The D.C. Charter Board recently released its annual ranking of charter schools in the nation’s capital, showing that one-third of the schools it sponsors deserve a top-performing, or Tier 1, status. Five schools attained Tier 1 status for the first time this year, bringing the total number of high flyers to twenty-three among sixty-eight that were ranked (at least four schools dropped from Tier 1 status to Tier 2 this year). Most schools were in the middle, and eight dwelled at the bottom, where they risk getting shut down. Still, hurrah for the progress the Board can claim. And hurrah for D.C. kids, who can enjoy the fruits of this endeavor.
The fourth round of the federal Investing in Innovation (i3) initiative has concluded with twenty-five applicants in the winner’s circle. Seven are validation grants (larger awards for ideas with the strongest evidence base) and eighteen are development grants (smaller awards aimed at supporting up-and-coming ideas). The grantees ranged from teacher-collaboration ideas to ed-tech groups, from proposals creating free Common Core instructional resources for teachers to parental-engagement plans. For a take on a past grantee, the Reading Recovery program, check out this week’s Education Gadfly Show podcast.
On Wednesday, Rep. George Miller and Sen. Tom Harkin introduced legislation in the House and Senate to expand access to pre-K programs for four-year-olds. The bill largely adheres to President Obama’s proposal (states will have to promise to link pre-K data to K–12, provide state-funded Kindergarten, and ensure that early-education teachers have bachelor’s degrees). But there are some key differences: states would have the option to set aside 15 percent of the funding to serve infants and toddlers from poor families; the program would be slightly cheaper for states in the long run, as states would have to contribute less of their own dollars during the ninth and tenth years of the program; and instead of relying on a tobacco tax to pay for the program, regular appropriations would be used. We’re not crazy about creating a new federal entitlement, but as a model for new state pre-K programs, this proposal has a lot going for it.

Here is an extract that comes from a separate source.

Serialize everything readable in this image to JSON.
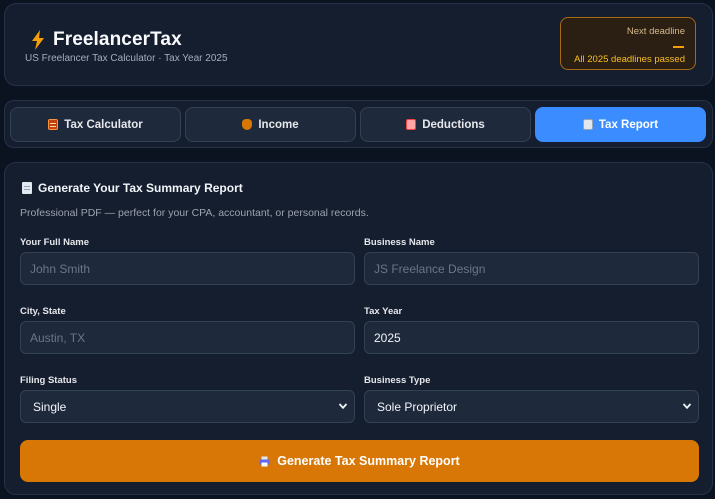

Open season on Pearson continues (and is mostly well deserved). The latest gaffe: In addition to delivering their new Common Core–aligned textbooks to New York City after the school year had commenced, teachers complain that the texts are poorly sequenced and “loaded with errors.” For example, one workbook page has questions about the wrong reading, another page is printed upside down, and teachers’ manuals don’t match students’ textbooks. Pearson staff: Perhaps it’s time for a little remedial education.